Jusque-là nous avions eu presque tous assez de force pour retenir nos larmes ; mais en le voyant boire, et après qu’il eut bu, nous n’en fûmes plus les maîtres. Pour moi, malgré tous mes efforts, mes larmes s’échappèrent avec tant d’abondance, que je me couvris de mon manteau pour pleurer sur moi-même ; car ce n’était pas le malheur de Socrate que je pleurais, mais le mien, en songeant quel ami j’allais perdre. Criton, avant moi, n’ayant pu retenir ses larmes, était sorti ; et Apollodore, qui n’avait presque pas cessé de pleurer auparavant, se mit alors à crier, à hurler et à sangloter avec tant de force, qu’il n’y eut personne à qui il ne fît fendre le cœur, excepté Socrate : Que faites-vous, dit-il, ô mes bons amis ! N’était-ce pas pour cela que j’avais renvoyé les femmes, pour éviter des scènes aussi peu convenables ? car j’ai toujours ouï dire qu’il faut mourir avec de bonnes paroles. Tenez-vous donc en repos, et montrez plus de fermeté.

Ces mots nous firent rougir, et nous retînmes nos pleurs.
Platon, Phédon.

En effet, estimant qu’il n’avait fait que servir sa cité, Socrate refusait de les enfreindre, sous prétexte qu’il en allait de sa vie. Puisqu’il avait défendu toute sa vie les lois d’Athènes, il allait mourir pour elles, en leur nom. Ses ennemis refusaient de le mettre à mort pour ne pas avoir son sang sur leurs mains ; ses amis voulaient le faire évader, mais c’est Socrate qui s’y refusait ; pour appliquer la sentence du tribunal, il ne restait plus à Socrate que le suicide. Entouré de ses amis, dans sa cellule, au cœur de sa cité, Socrate but le poison qui lui donna la mort.

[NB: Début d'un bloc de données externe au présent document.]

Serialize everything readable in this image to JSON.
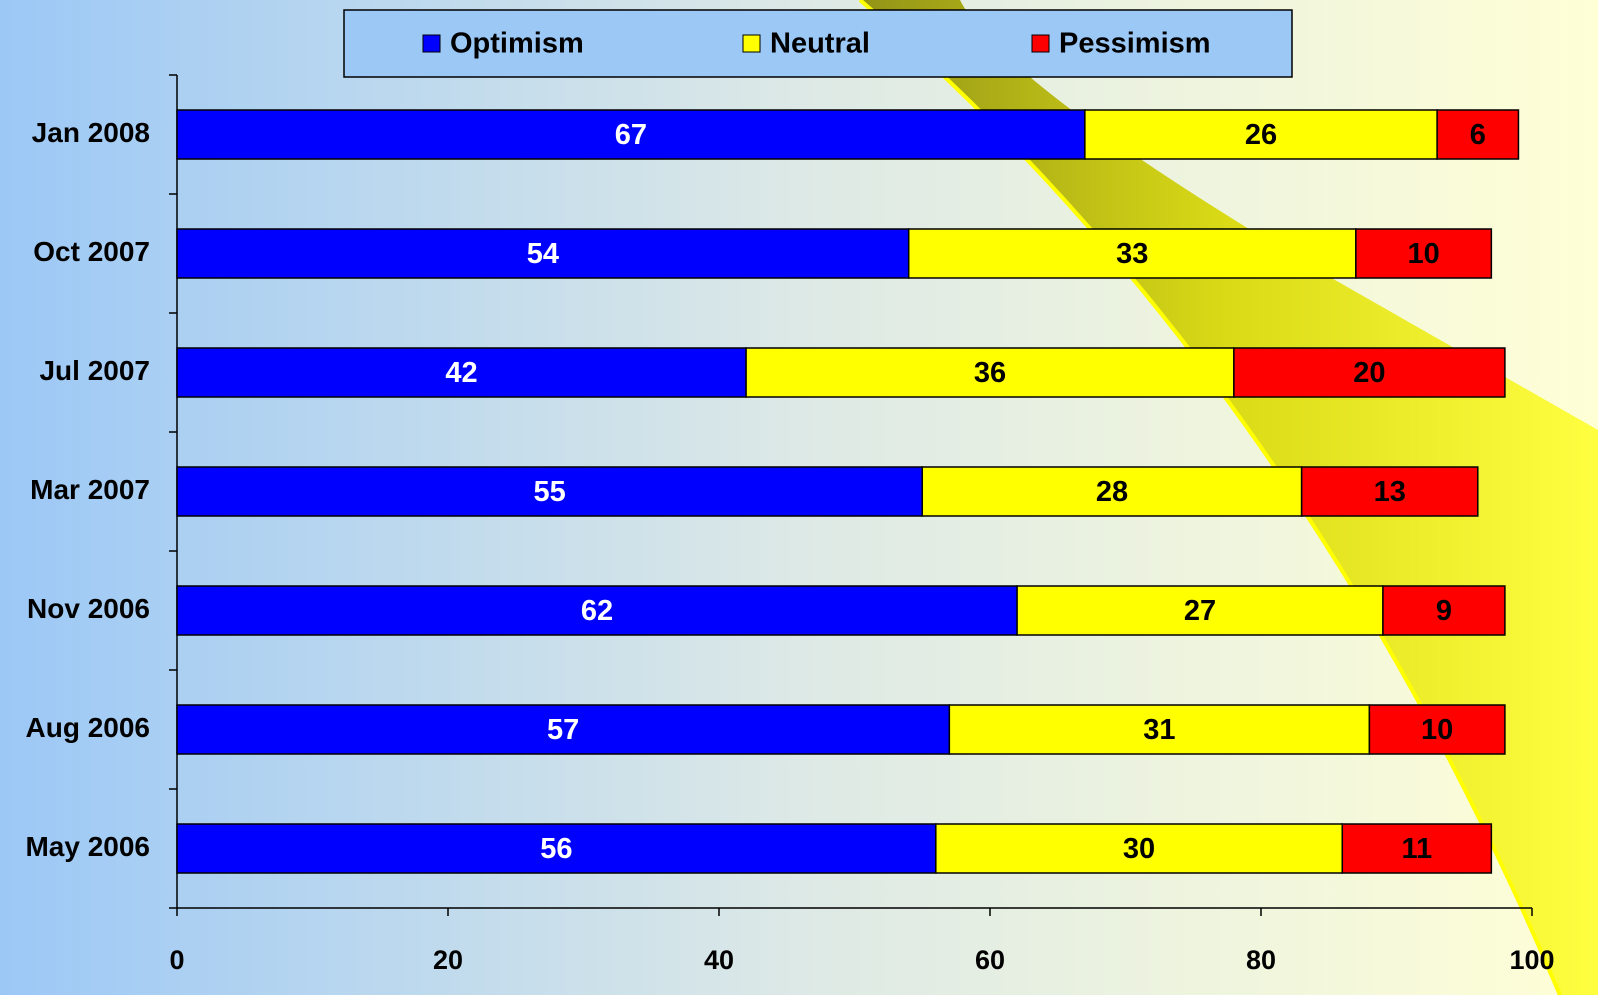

C’est ainsi que Socrate entra dans la légende, mort pour ses idées politiques. Ce martyre devait entraîner de nombreuses conséquences, dont la plus importante pour nous est ici la naissance de la philosophie politique.

2) La réforme politique et la question de la cité :

La mort de Socrate dispersa ses disciples et ses amis. Le meilleur d’entre eux, Platon, voulut poursuivre l’œuvre de son maître, tout en tirant les leçons de son échec. Puisque l’examen personnel n’avait pas suffi, il fallait changer les choses à l’échelle de la cité elle-même : il fut ainsi le premier philosophe à proposer une réforme politique.

Le premier, il distingua que toute société se compose de trois groupes : ceux qui gouvernent et font les lois, ceux qui se battent et font respecter les lois, et ceux qui travaillent et obéissent aux lois. Selon Platon, la décadence que Socrate cherchait à conjurer trouve son origine dans la confusion de ces trois classes : certains hommes se trouvent au gouvernement, qui feraient mieux de ne pas y être, certains travailleurs pensent pouvoir défier les lois, etc. Il convient de donner à la cité de bonnes lois, pérennes, qui garantiront à l’avenir qu’Athènes demeure au faîte de sa gloire.

Ce programme politique, auquel Platon travaillera pratiquement jusqu’à la fin de ses jours, est exposé dans deux de ses livres, la République, et les Lois. La manière qu’il a de concevoir la cité idéale, cependant, est trop éloignée de nos préoccupations. Il faut attendre son disciple, collègue puis rival, Aristote, pour que la philosophie politique devienne si générale qu’elle peut encore directement nous servir aujourd’hui.

Dans ses Politiques, Aristote est le premier philosophe à faire la synthèse des travaux de Socrate et de Platon. Avec Socrate, il défend l’idée qu’un bon citoyen doit faire l’effort de l’être, qu’il doit surveiller ses penchants, ne pas céder à la facilité, chercher en toutes choses à se montrer raisonnable tout en visant, au-delà de son intérêt personnel, le bien commun. Avec Platon, il soutient qu’une bonne cité ne tient que par la force de ses institutions, qu’il convient de réformer si, les temps ayant changé, de nouveaux problèmes se posent.